Regardless of the intentions, No Smoking misfires terribly at a few points, the sepia tinted flashback scenes with laugh tracks were god-awful, and that whole cigar smoking episode where a Cuba return friend of K holds a press conference for In Fidal castrated cigars was unfunny and sad. And that comic book blurb that popped in every once in a while was also poorly conceived and didn’t add an ounce of wit or depth to the scene.

The movie is a bit of the yin-yang thing going, the first twenty minutes have K making convoluted conversation with his wife like a bad Woody Allen movie knockoff, while in second half Baba Bangali (Paresh Rawal) proselytizes in chaste Vajpayee Hindi.
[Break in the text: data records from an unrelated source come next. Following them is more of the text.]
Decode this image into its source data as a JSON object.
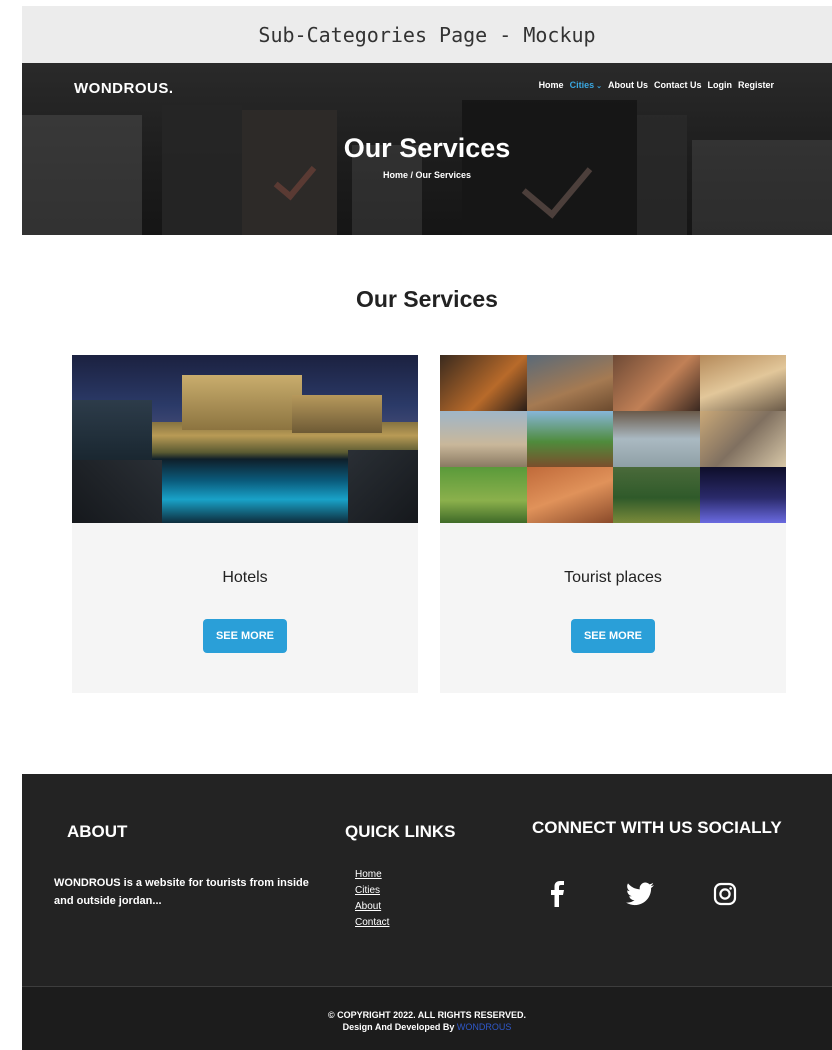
{
  "mockup": {
    "title": "Sub-Categories Page - Mockup"
  },
  "header": {
    "logo": "WONDROUS.",
    "nav": [
      {
        "label": "Home"
      },
      {
        "label": "Cities",
        "active": true,
        "has_dropdown": true
      },
      {
        "label": "About Us"
      },
      {
        "label": "Contact Us"
      },
      {
        "label": "Login"
      },
      {
        "label": "Register"
      }
    ],
    "hero_title": "Our Services",
    "breadcrumb": "Home / Our Services"
  },
  "main": {
    "section_title": "Our Services",
    "cards": [
      {
        "label": "Hotels",
        "button": "SEE MORE",
        "image": "hotel-night-pool-photo"
      },
      {
        "label": "Tourist places",
        "button": "SEE MORE",
        "image": "tourist-places-collage"
      }
    ]
  },
  "footer": {
    "about_heading": "ABOUT",
    "about_text": "WONDROUS is a website for tourists from inside and outside jordan...",
    "links_heading": "QUICK LINKS",
    "links": [
      "Home",
      "Cities",
      "About",
      "Contact"
    ],
    "social_heading": "CONNECT WITH US SOCIALLY",
    "social_icons": [
      "facebook-icon",
      "twitter-icon",
      "instagram-icon"
    ],
    "copyright": "© COPYRIGHT 2022. ALL RIGHTS RESERVED.",
    "credit_prefix": "Design And Developed By",
    "credit_link": "WONDROUS"
  },
  "colors": {
    "accent": "#2a9fd8",
    "nav_active": "#3aa7e0",
    "footer_bg": "#232323",
    "card_bg": "#f5f5f5"
  }
}
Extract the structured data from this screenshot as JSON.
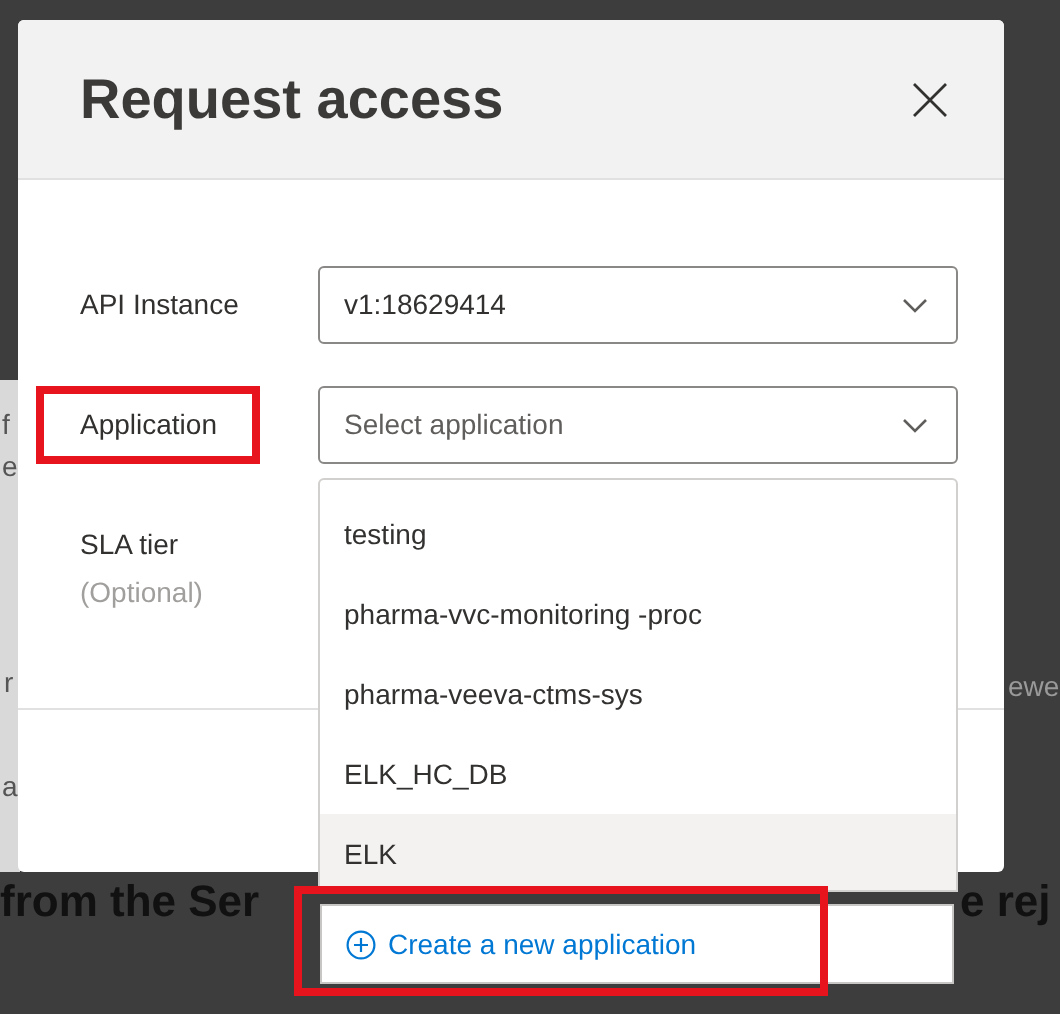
{
  "background": {
    "fragments": [
      {
        "text": "f"
      },
      {
        "text": "e"
      },
      {
        "text": "r"
      },
      {
        "text": "a"
      },
      {
        "text": "ewe"
      },
      {
        "text": "from the Ser",
        "kind": "heading"
      },
      {
        "text": "e rej",
        "kind": "heading"
      }
    ]
  },
  "dialog": {
    "title": "Request access",
    "fields": [
      {
        "label": "API Instance",
        "kind": "select",
        "value": "v1:18629414",
        "highlighted": false
      },
      {
        "label": "Application",
        "kind": "select",
        "placeholder": "Select application",
        "highlighted": true
      },
      {
        "label": "SLA tier",
        "kind": "label",
        "hint": "(Optional)",
        "highlighted": false
      }
    ]
  },
  "dropdown": {
    "options": [
      {
        "label": "testing",
        "selected": false
      },
      {
        "label": "pharma-vvc-monitoring -proc",
        "selected": false
      },
      {
        "label": "pharma-veeva-ctms-sys",
        "selected": false
      },
      {
        "label": "ELK_HC_DB",
        "selected": false
      },
      {
        "label": "ELK",
        "selected": true
      }
    ],
    "create_button": {
      "label": "Create a new application",
      "highlighted": true
    }
  }
}
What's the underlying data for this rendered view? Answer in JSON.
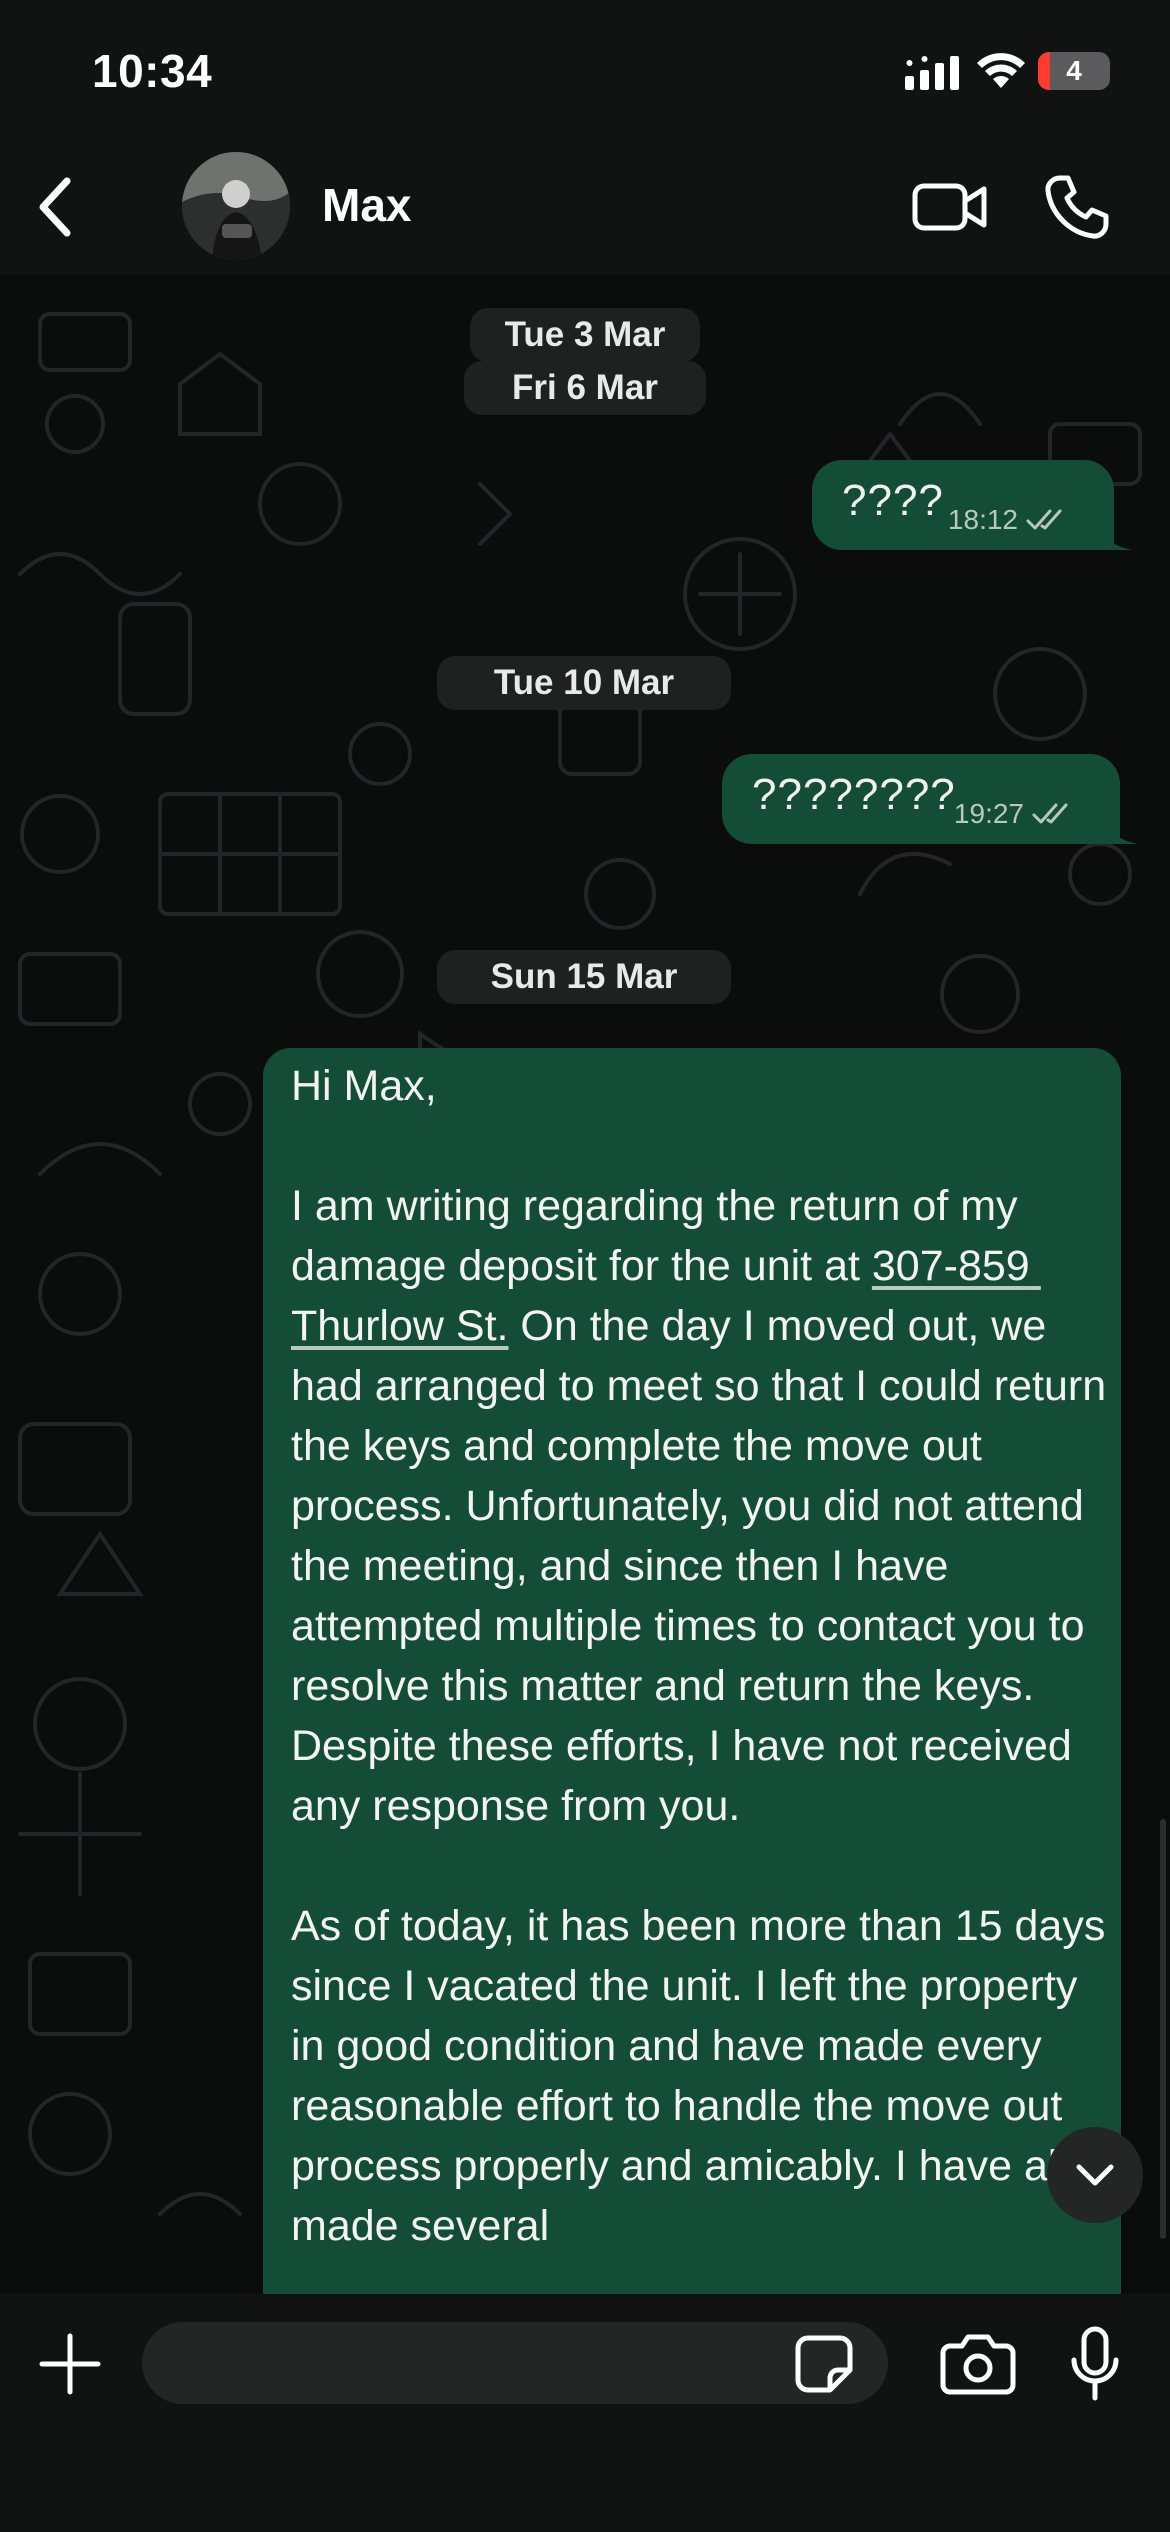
{
  "status_bar": {
    "time": "10:34",
    "battery_level": "4",
    "icons": [
      "signal-icon",
      "wifi-icon",
      "battery-icon"
    ]
  },
  "header": {
    "contact_name": "Max",
    "icons": [
      "chevron-left-icon",
      "video-call-icon",
      "phone-icon"
    ]
  },
  "chat": {
    "date_separators": [
      "Tue 3 Mar",
      "Fri 6 Mar",
      "Tue 10 Mar",
      "Sun 15 Mar"
    ],
    "messages": [
      {
        "text": "????",
        "time": "18:12",
        "status": "read"
      },
      {
        "text": "????????",
        "time": "19:27",
        "status": "read"
      }
    ],
    "long_message": {
      "greeting": "Hi Max,",
      "para1_before": "I am writing regarding the return of my damage deposit for the unit at ",
      "address": "307-859 Thurlow St.",
      "para1_after": " On the day I moved out, we had arranged to meet so that I could return the keys and complete the move out process. Unfortunately, you did not attend the meeting, and since then I have attempted multiple times to contact you to resolve this matter and return the keys. Despite these efforts, I have not received any response from you.",
      "para2": "As of today, it has been more than 15 days since I vacated the unit. I left the property in good condition and have made every reasonable effort to handle the move out process properly and amicably. I have also made several"
    }
  },
  "composer": {
    "placeholder": "",
    "icons": [
      "plus-icon",
      "sticker-icon",
      "camera-icon",
      "microphone-icon"
    ]
  },
  "colors": {
    "outgoing_bubble": "#144d37",
    "background": "#0b0c0c",
    "bar": "#111313"
  }
}
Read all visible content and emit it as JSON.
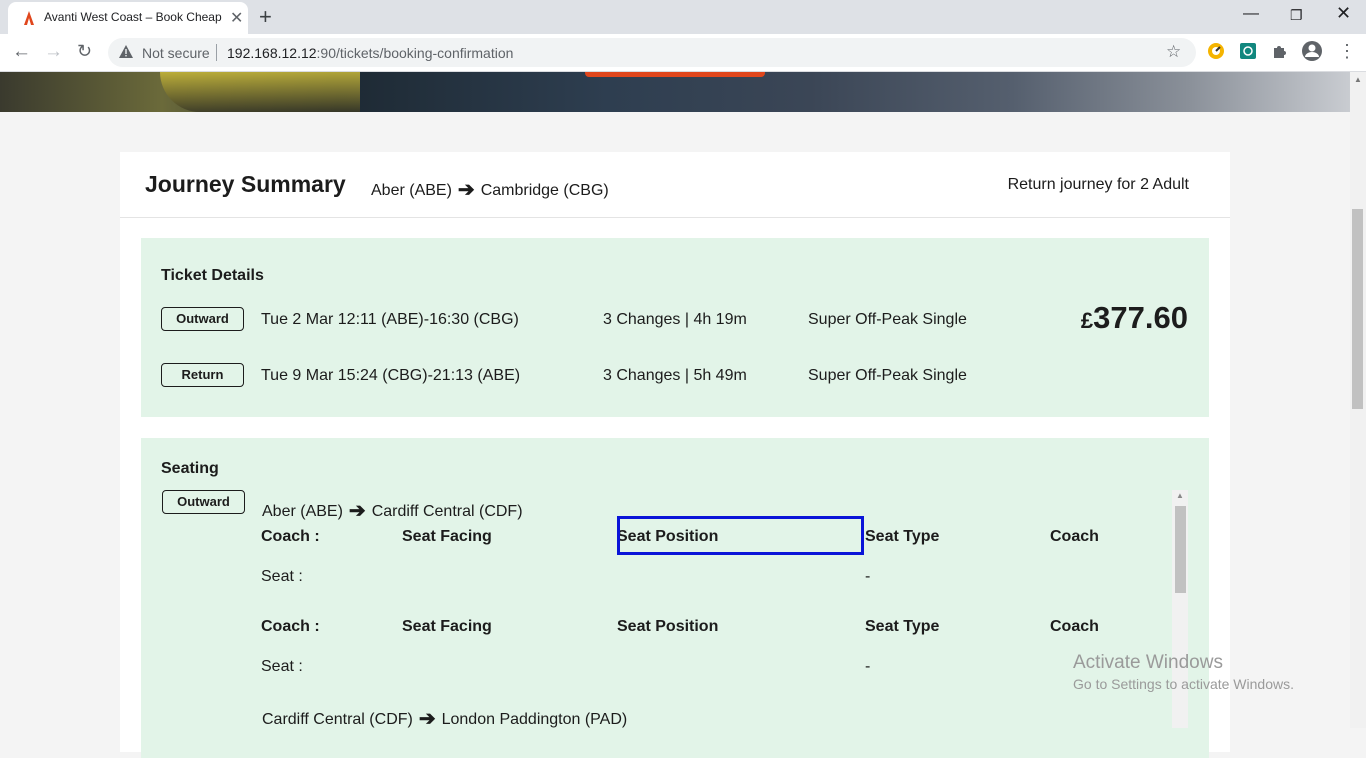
{
  "browser": {
    "tab_title": "Avanti West Coast – Book Cheap",
    "security_label": "Not secure",
    "url_host": "192.168.12.12",
    "url_path": ":90/tickets/booking-confirmation",
    "icons": [
      "avanti-favicon",
      "close-icon",
      "new-tab-icon",
      "minimize-icon",
      "restore-icon",
      "close-window-icon",
      "back-icon",
      "forward-icon",
      "reload-icon",
      "warning-icon",
      "star-icon",
      "extension-icons",
      "profile-icon",
      "menu-icon"
    ]
  },
  "summary": {
    "title": "Journey Summary",
    "from": "Aber (ABE)",
    "to": "Cambridge (CBG)",
    "journey_type": "Return journey for 2 Adult"
  },
  "tickets": {
    "heading": "Ticket Details",
    "price_currency": "£",
    "price_amount": "377.60",
    "rows": [
      {
        "badge": "Outward",
        "times": "Tue 2 Mar 12:11 (ABE)-16:30 (CBG)",
        "changes": "3 Changes | 4h 19m",
        "fare": "Super Off-Peak Single"
      },
      {
        "badge": "Return",
        "times": "Tue 9 Mar 15:24 (CBG)-21:13 (ABE)",
        "changes": "3 Changes | 5h 49m",
        "fare": "Super Off-Peak Single"
      }
    ]
  },
  "seating": {
    "heading": "Seating",
    "badge": "Outward",
    "leg1_from": "Aber (ABE)",
    "leg1_to": "Cardiff Central (CDF)",
    "headers": {
      "coach": "Coach :",
      "facing": "Seat Facing",
      "position": "Seat Position",
      "type": "Seat Type",
      "coach2": "Coach"
    },
    "seat_label": "Seat :",
    "seat_type_value": "-",
    "leg2_from": "Cardiff Central (CDF)",
    "leg2_to": "London Paddington (PAD)"
  },
  "watermark": {
    "line1": "Activate Windows",
    "line2": "Go to Settings to activate Windows."
  },
  "colors": {
    "panel_bg": "#e2f4e8",
    "accent_orange": "#e0461c",
    "focus_blue": "#0a14d8"
  }
}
The magic realist/surrealist dives into Baba Bangali’s dungeon in some Dharavi ghetto were well done, a stark contrast to K’s pristine high rise dwelling, which I guess is a subtle way of saying that a man is comfortable when he plays the game by his rules.

I saw a Kurosawa movie a couple of weeks ago – Ran, a movie based on Shakespeare’s King Lear. After reading the wiki, I found out that the reason why Kurusowawa chose to make it was because he could relate to the trials of King Lear, whose sudden fall from grace was as heartbreaking as Kurosawa’s film making career, once he was on the outs.

It’s these little side stories that make art-house movies tolerable to me. Herzog’s movies wouldn’t be half as much fun without the crazy side-stories about how he made Fitzcarraldo, or his tumultuous relationship with Kinski. No Smoking is about the bloated ego (not necessarily a bad thing) of Anurag Kashyap; a failed experiment based on a laudable stance. John Abraham is no Robert De Niro, he’s probably more like Tom Cruise, looks easy on the eyes, but ultimately hard to root for, that photogenic prick. Ayesha Takia was fist-gnawingly irritating, while Paresh Rawal as Baba Bangali was the best cast character of all.

No Smoking epitomizes the new wave of Indian filmmakers who aren’t afraid to take risks, or communicate one-on-one with their audience. You’ve read the blog, now watch the movie!